The weekend strikes on Abqaiq — the world’s largest oil processing facility — and the Khurais oil field in eastern Saudi Arabia have roiled global energy markets with prices spiking Monday to record highs.

Yemen’s Iran-aligned Houthi rebels claimed responsibility for the strikes but Washington has squarely blamed Iran, with President Donald Trump saying the US is “locked and loaded” to respond.

Saudi’s energy infrastructure has been hit before, but this strike was of a different order, abruptly halting 5.7 million barrels per day (bpd) or about six percent of the world’s oil supply.

The Saudi-led coalition, which is bogged down in a five-year war in neighbouring Yemen, reiterated the assessment that the Houthis were not behind it, pointing the finger at Iran for providing the weapons.

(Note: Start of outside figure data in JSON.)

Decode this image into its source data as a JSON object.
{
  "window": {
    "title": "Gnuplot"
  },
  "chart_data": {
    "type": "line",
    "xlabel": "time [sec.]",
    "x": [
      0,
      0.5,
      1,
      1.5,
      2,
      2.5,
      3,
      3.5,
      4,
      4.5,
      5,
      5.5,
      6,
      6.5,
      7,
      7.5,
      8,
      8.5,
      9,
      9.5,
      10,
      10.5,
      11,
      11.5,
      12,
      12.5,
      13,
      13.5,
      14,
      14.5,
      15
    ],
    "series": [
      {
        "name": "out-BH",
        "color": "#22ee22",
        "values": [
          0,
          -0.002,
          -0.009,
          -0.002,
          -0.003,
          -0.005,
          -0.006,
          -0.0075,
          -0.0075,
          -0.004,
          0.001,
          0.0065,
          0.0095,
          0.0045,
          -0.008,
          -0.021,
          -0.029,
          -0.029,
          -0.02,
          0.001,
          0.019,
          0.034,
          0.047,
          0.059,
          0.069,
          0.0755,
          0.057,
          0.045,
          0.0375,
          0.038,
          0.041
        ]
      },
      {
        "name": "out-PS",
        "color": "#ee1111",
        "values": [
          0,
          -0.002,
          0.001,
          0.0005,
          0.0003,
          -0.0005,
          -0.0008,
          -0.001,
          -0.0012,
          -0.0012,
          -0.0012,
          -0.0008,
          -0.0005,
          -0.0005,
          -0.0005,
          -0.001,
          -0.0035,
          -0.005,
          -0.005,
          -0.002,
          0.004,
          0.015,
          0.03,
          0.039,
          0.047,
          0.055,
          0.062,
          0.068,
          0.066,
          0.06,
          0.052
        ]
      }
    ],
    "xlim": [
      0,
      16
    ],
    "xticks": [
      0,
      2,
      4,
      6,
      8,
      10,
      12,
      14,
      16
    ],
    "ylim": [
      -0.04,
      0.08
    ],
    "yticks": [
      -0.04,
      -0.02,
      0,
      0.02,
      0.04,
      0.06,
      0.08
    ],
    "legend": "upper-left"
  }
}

Russia urged “all countries to avoid hasty steps or conclusions that could exacerbate the situation” while the European Union stressed all sides should show “maximum restraint”.

China also called on the US and Iran to “exercise restraint... in the absence of a conclusive investigation or verdict.” “All indications are that weapons used in both attacks came from Iran,” coalition spokesman Turki al-Maliki told reporters in Riyadh, adding they were now probing “from where they were fired”.

“This strike didn’t come from Yemen territory as the Houthi militia are pretending,” Maliki said, adding an investigation had been opened.

He labelled the Houthis “a tool in the hands of the Iranian Revolutionary Guards and the terrorist regime of Iran”.

The rebels said they fired 10 drones at the Saudi infrastructure, but the New York Times reported that US officials had satellite images showing the attacks — possibly with drones and cruise missiles — had come from the north or northwest.

That indicated they were sourced in the northern Persian Gulf, Iran or Iraq, rather than Yemen.